Inspired by my own life partially.

FELIX'S POV

Dear Diary♡
Hi, I'm Lee Felix, diagnosed with cancer stage 4 with a few more days to live. I do want to live but I'm not complaining. My life was beautiful even though my childhood is blurry enough for me to not remember it anymore. Life was shitty but my parents were great. I had what I needed, I had what I wanted. The only thing I never got to have was Love. Don't get me wrong, my parents loved me a lot and I did that too. But it's a kind of feeling that I realised day by day when I was growing up. I stopped sharing everything with my parents. They knew the happy me but little did they know their child was dying before having cancer. And that's why I needed someone. Someone whose path crosses with mine, who chooses me above all. Who loves me like it's the end of the world. Who smiles genuinely when he looks at me. I crave that kind of love. I do have friends but best friends don't make you feel left out, friends don't hurt you with their words and actions. But mine did and I always felt like an outcast. Unfortunately, I can't even wish to have that love anymore since I'm dying but I want to feel it before I die. For once, I want to feel loved, to be chosen. For once I want to feel those butterflies. For once I want to feel someone being genuinely happy when they see me. That's all I want before I leave this world. Before I leave everything behind.
I want someone to read this diary after I die and think that
'I would have loved him.'

I want to write in my diary that 'oh dear diary, I met a boy, who made my dull heart light up with joy.'

I want someone to whom I can say 'This was the very first page, not where the storyline ends, my thoughts will echo you name until I see you again. These are the words I held back as I was leaving too soon, I was enchanted to meet you.'

And it's true anyways, I'm leaving too soon. When I was a teenager the only fear I had was dying when I wanted to live. At that time all I wanted was die and now God has granted that wish. I'm dying when I don't want to.
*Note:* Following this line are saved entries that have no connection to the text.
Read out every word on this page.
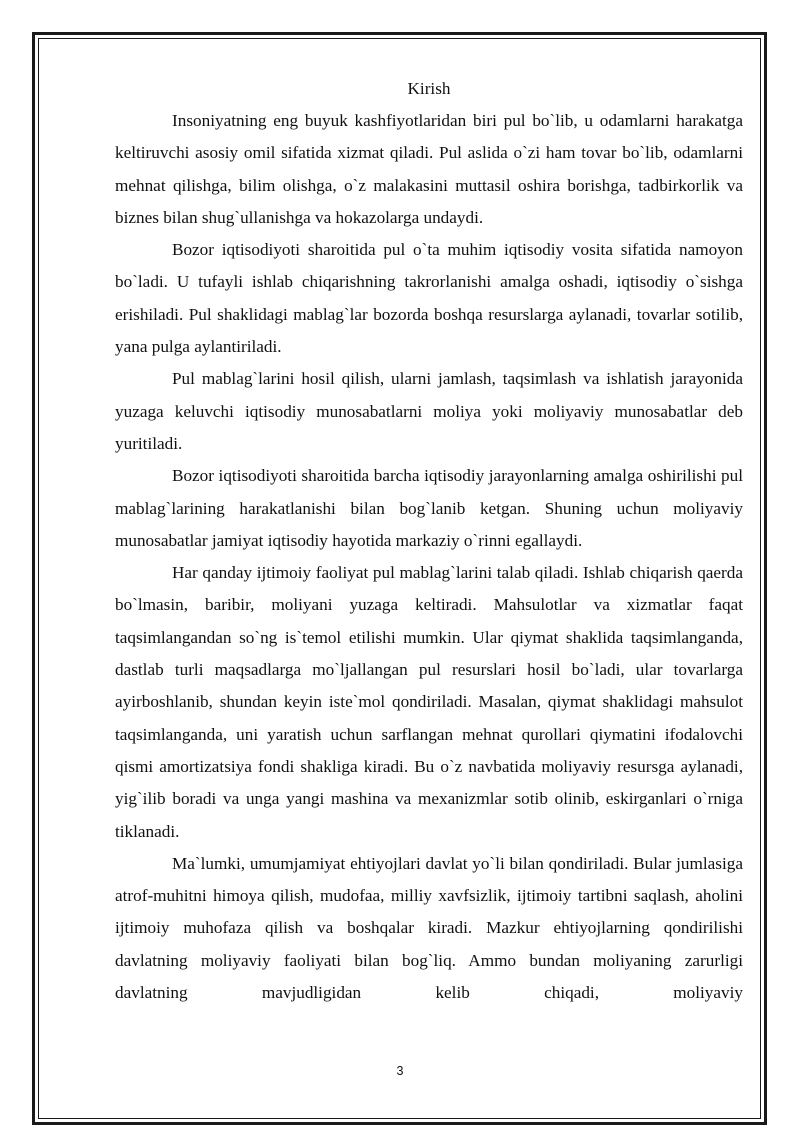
Kirish

Insoniyatning eng buyuk kashfiyotlaridan biri pul bo`lib, u odamlarni harakatga keltiruvchi asosiy omil sifatida xizmat qiladi. Pul aslida o`zi ham tovar bo`lib, odamlarni mehnat qilishga, bilim olishga, o`z malakasini muttasil oshira borishga, tadbirkorlik va biznes bilan shug`ullanishga va hokazolarga undaydi.

Bozor iqtisodiyoti sharoitida pul o`ta muhim iqtisodiy vosita sifatida namoyon bo`ladi. U tufayli ishlab chiqarishning takrorlanishi amalga oshadi, iqtisodiy o`sishga erishiladi. Pul shaklidagi mablag`lar bozorda boshqa resurslarga aylanadi, tovarlar sotilib, yana pulga aylantiriladi.

Pul mablag`larini hosil qilish, ularni jamlash, taqsimlash va ishlatish jarayonida yuzaga keluvchi iqtisodiy munosabatlarni moliya yoki moliyaviy munosabatlar deb yuritiladi.

Bozor iqtisodiyoti sharoitida barcha iqtisodiy jarayonlarning amalga oshirilishi pul mablag`larining harakatlanishi bilan bog`lanib ketgan. Shuning uchun moliyaviy munosabatlar jamiyat iqtisodiy hayotida markaziy o`rinni egallaydi.

Har qanday ijtimoiy faoliyat pul mablag`larini talab qiladi. Ishlab chiqarish qaerda bo`lmasin, baribir, moliyani yuzaga keltiradi. Mahsulotlar va xizmatlar faqat taqsimlangandan so`ng is`temol etilishi mumkin. Ular qiymat shaklida taqsimlanganda, dastlab turli maqsadlarga mo`ljallangan pul resurslari hosil bo`ladi, ular tovarlarga ayirboshlanib, shundan keyin iste`mol qondiriladi. Masalan, qiymat shaklidagi mahsulot taqsimlanganda, uni yaratish uchun sarflangan mehnat qurollari qiymatini ifodalovchi qismi amortizatsiya fondi shakliga kiradi. Bu o`z navbatida moliyaviy resursga aylanadi, yig`ilib boradi va unga yangi mashina va mexanizmlar sotib olinib, eskirganlari o`rniga tiklanadi.

Ma`lumki, umumjamiyat ehtiyojlari davlat yo`li bilan qondiriladi. Bular jumlasiga atrof-muhitni himoya qilish, mudofaa, milliy xavfsizlik, ijtimoiy tartibni saqlash, aholini ijtimoiy muhofaza qilish va boshqalar kiradi. Mazkur ehtiyojlarning qondirilishi davlatning moliyaviy faoliyati bilan bog`liq. Ammo bundan moliyaning zarurligi davlatning mavjudligidan kelib chiqadi, moliyaviy

3
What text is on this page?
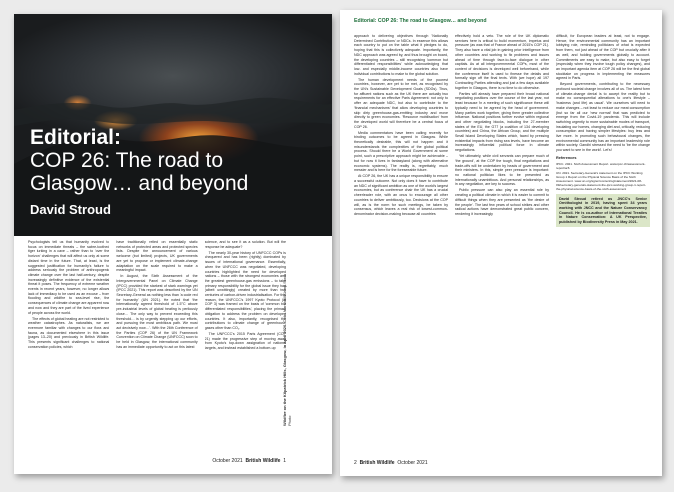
Editorial:
COP 26: The road to
Glasgow… and beyond
David Stroud

Psychologists tell us that humanity evolved to focus on immediate threats – the sabre-toothed tiger lurking in a cave – rather than to 'over the horizon' challenges that will affect us only at some distant time in the future. That, at least, is the suggested justification for humanity's failure to address seriously the problem of anthropogenic climate change over the last half-century, despite increasingly definitive evidence of the existential threat it poses. The frequency of extreme weather events in recent years, however, no longer allows lack of immediacy to be used as an excuse – from flooding and wildfire to sea-level rise, the consequences of climate change are apparent now and now and they are part of the lived experience of people across the world.

The effects of global heating are not restricted to weather catastrophes. As naturalists, we are evermore familiar with changes to our flora and fauna, as documented elsewhere in this issue (pages 13–20) and previously in British Wildlife. This presents significant challenges to national conservation policies, which

have traditionally relied on essentially static networks of protected areas and protected species lists. Despite the announcement of various welcome (but limited) projects, UK governments are yet to propose or implement climate-change adaptation on the scale required to make a meaningful impact.

In August, the Sixth Assessment of the Intergovernmental Panel on Climate Change (IPCC) provided the starkest of stark warnings yet (IPCC 2021). This report was described by the UN Secretary-General as nothing less than 'a code red for humanity' (UN 2021). He noted that 'the internationally agreed threshold of 1.5°C above pre-industrial levels of global heating is perilously close… The only way to prevent exceeding this threshold… is by urgently stepping up our efforts, and pursuing the most ambitious path. We must act decisively now…'. With the 26th Conference of the Parties (COP 26) of the UN Framework Convention on Climate Change (UNFCCC) soon to be held in Glasgow, the international community has an immediate opportunity to act on this latest

science, and to see it as a solution. But will the response be adequate?

The nearly 30-year history of UNFCCC COPs is chequered and has been (rightly) dominated by issues of international governance. Essentially, when the UNFCCC was negotiated, developing countries highlighted the need for developed nations – those with the strongest economies and the greatest greenhouse-gas emissions – to take primary responsibility for the global issue they had (albeit unwittingly) created by more than two centuries of carbon-driven industrialisation. For this reason, the UNFCCC's 1997 Kyoto Protocol (at COP 3) was framed on the basis of 'common but differentiated responsibilities', placing the primary obligation to address the problem on developed countries. It also, importantly, recognised the contributions to climate change of greenhouse gases other than CO₂.

The UNFCCC's 2015 Paris Agreement (COP 21) made the progressive step of moving away from Kyoto's top-down assignation of national targets, and instead established a bottom-up	Wildfire on the Kilpatrick Hills, Glasgow, in April 2020. Colin Marshall/Alamy Stock Photo
October 2021 British Wildlife 1
Editorial: COP 26: The road to Glasgow… and beyond

approach to delivering objectives through 'Nationally Determined Contributions' or NDCs. In essence this allows each country to put on the table what it pledges to do, hoping that this is collectively adequate. Importantly, the NDC approach was agreed by, and thus brought on board, the developing countries – still recognising 'common but differentiated responsibilities' while acknowledging that low- and especially middle-income countries also have individual contributions to make to the global solution.

The human development needs of the poorest countries, however, are yet to be met, as recognised by the UN's Sustainable Development Goals (SDGs). Thus, for affluent nations such as the UK there are actually two requirements for an effective Paris Agreement: not only to offer an adequate NDC, but also to contribute to the 'financial mechanisms' that allow developing countries to skip dirty greenhouse-gas-emitting industry and move directly to green economies. 'Resource mobilisation' from the developed world will therefore be a central focus of COP 26.

Media commentators have been calling recently for binding outcomes to be agreed in Glasgow. While theoretically desirable, this will not happen and it misunderstands the complexities of the global political process. Should there be a World Government at some point, such a prescriptive approach might be achievable – but for now it lives in fantasyland (along with alternative economic systems). The reality is, regrettably, much messier and is here for the foreseeable future.

At COP 26, the UK has a unique responsibility to ensure a successful outcome. Not only does it have to contribute an NDC of significant ambition as one of the world's largest economies, but as conference chair the UK has a crucial cheerleader role, with an onus to encourage all other countries to deliver ambitiously, too. Decisions at the COP will, as is the norm for such meetings, be taken by consensus, which leaves a real risk of lowest-common-denominator decision-making because all countries

effectively hold a veto. The role of the UK diplomatic services here is critical to build momentum, impetus and pressure (as was that of France ahead of 2015's COP 21). They also have a vital job in gaining prior intelligence from other countries and working to fix problems and issues ahead of time through face-to-face dialogue in other capitals. As at all intergovernmental COPs, most of the content of decisions is developed well beforehand, while the conference itself is used to finesse the details and formally sign off the final texts. With (we hope) all 197 Contracting Parties attending and just a few days available together in Glasgow, there is no time to do otherwise.

Parties will already have prepared their broad national negotiating positions over the course of the last year, not least because 'in a meeting of such significance these will typically need to be agreed by the head of government. Many parties work together, giving them greater collective influence. National positions further evolve within regional and other negotiating blocks, including the 27-member states of the EU, the G77 (a coalition of 134 developing countries) and China, the African Group, and the multiple Small Island Developing States which, faced by pressing existential impacts from rising sea levels, have become an increasingly influential political force in climate negotiations.

Yet ultimately, while civil servants can prepare much of 'the ground', at the COP the tough, final negotiations and trade-offs will be undertaken by heads of government and their ministers. In this, simple peer pressure is important: no national politician likes to be presented as internationally unambitious. And personal relationships, as in any negotiation, are key to success.

Public pressure can also play an essential role by creating a political climate in which it is easier to commit to difficult things when they are presented as 'the desire of the people'. The last few years of school strikes and other radical actions have demonstrated great public concern, rendering it increasingly

difficult, for European leaders at least, not to engage. Hence, the environmental community has an important lobbying role, reminding politicians of what is expected from them, not just ahead of the COP but crucially after it as well, and holding governments globally to account. Commitments are easy to make, but also easy to forget (especially when they involve tough policy changes), and an important agenda item at COP 26 will be the first global stocktake on progress in implementing the measures agreed in Paris.

Beyond governments, contributing to the necessary profound societal change involves all of us. The latest form of climate-change denial is to accept the reality but to make no consequential alterations to one's lifestyle – 'business (and life) as usual'. We ourselves will need to make changes – not least to reduce our meat consumption (but so far all our 'new normal' that was predicted to emerge from the Covid-19 pandemic. This will include switching urgently to more sustainable modes of transport, insulating our homes, changing diet and, critically, reducing consumption and having simpler lifestyles: buy less and live more. In promoting such behavioural changes, the environmental community has an important leadership role within society. Gandhi stressed the need to 'be the change you want to see in the world'. Let's!

References

IPCC. 2021. Sixth Assessment Report. www.ipcc.ch/assessment-report/ar6

UN. 2021. Secretary-General's statement on the IPCC Working Group 1 Report on the Physical Science Basis of the Sixth Assessment. www.un.org/sg/en/content/sg/statement/2021-08-09/secretary-generals-statement-the-ipcc-working-group-1-report-the-physical-science-basis-of-the-sixth-assessment

David Stroud retired as JNCC's Senior Ornithologist in 2019, having spent 34 years working with JNCC and the Nature Conservancy Council. He is co-author of International Treaties in Nature Conservation: A UK Perspective, published by Biodiversity Press in May 2021.
2 British Wildlife October 2021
I fell in love with life and it's contradictions but the time has come.

My last diary entry.

To everyone who was a part of my life, I Love You but for now it's goodbye.

Until we meet again.
Goodbye
Yours truly
Lix♡

I close my diary with a tear slipping of my eyes. I take a deep breath. I resigned from my job because I don't have to work anymore. I have enough to survive till Grim Reaper comes and takes me away.
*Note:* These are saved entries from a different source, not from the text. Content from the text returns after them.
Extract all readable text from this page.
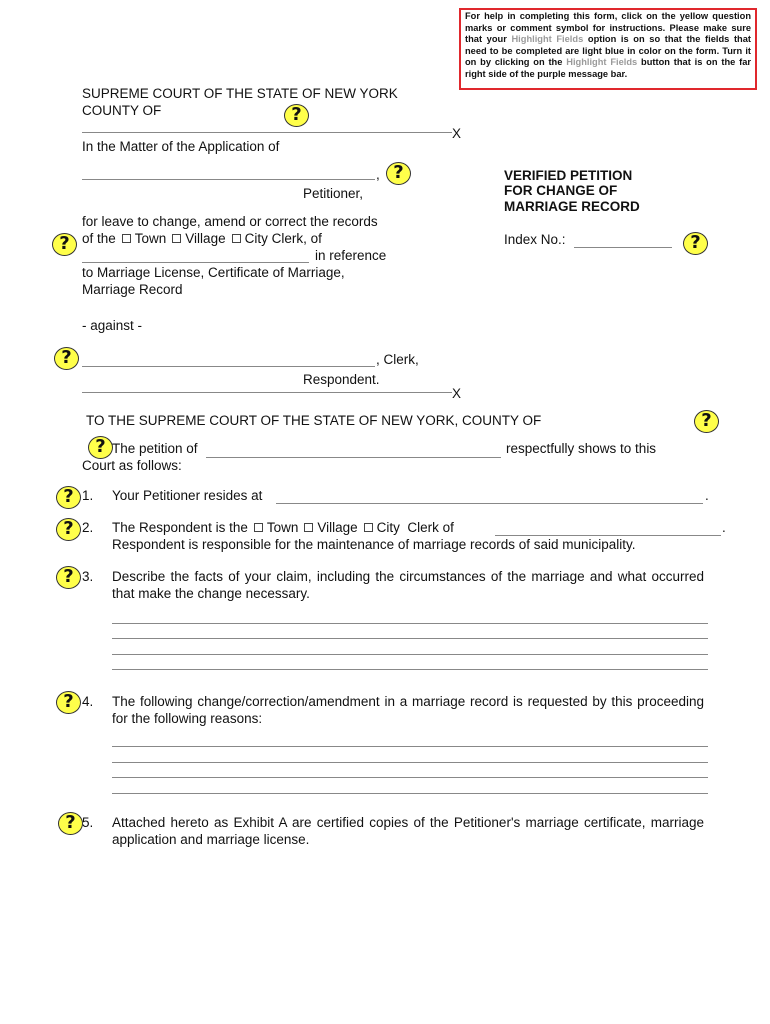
For help in completing this form, click on the yellow question marks or comment symbol for instructions. Please make sure that your Highlight Fields option is on so that the fields that need to be completed are light blue in color on the form. Turn it on by clicking on the Highlight Fields button that is on the far right side of the purple message bar.
SUPREME COURT OF THE STATE OF NEW YORK
COUNTY OF	?
X
In the Matter of the Application of
, ?
Petitioner,
for leave to change, amend or correct the records
? of the Town Village City Clerk, of
in reference
to Marriage License, Certificate of Marriage,
Marriage Record
- against -
?	, Clerk,
Respondent.
X
VERIFIED PETITION
FOR CHANGE OF
MARRIAGE RECORD
Index No.:	?
TO THE SUPREME COURT OF THE STATE OF NEW YORK, COUNTY OF	?
? The petition of	respectfully shows to this
Court as follows:
? 1. Your Petitioner resides at	.
? 2. The Respondent is the Town Village City Clerk of	.
Respondent is responsible for the maintenance of marriage records of said municipality.
? 3. Describe the facts of your claim, including the circumstances of the marriage and what occurred that make the change necessary.
? 4. The following change/correction/amendment in a marriage record is requested by this proceeding for the following reasons:
? 5. Attached hereto as Exhibit A are certified copies of the Petitioner's marriage certificate, marriage application and marriage license.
Now that things are coming to an end I look at this world and it's beautiful. We all are so occupied with so many things that we forget to notice the small things. But I'm grateful that at least I got a chance to relive everything once again. I don't have any regrets. I'm happy. Even though there is a missing part of my heart, I'm happy.

The sunset looks beautiful, way too beautiful. It doesn't feel real, the voices behind me are echoing, my vision is blurring and I feel a throbbing pain in my chest. I feel a beautiful pain in my heart.

The time has come.

Everything is blurring till it's black and.......Im gone? I'm dead?

-----Time Skip-----

I open my eyes to see white walls around me, am I in heaven? I look around me and there is a huge window. It's raining.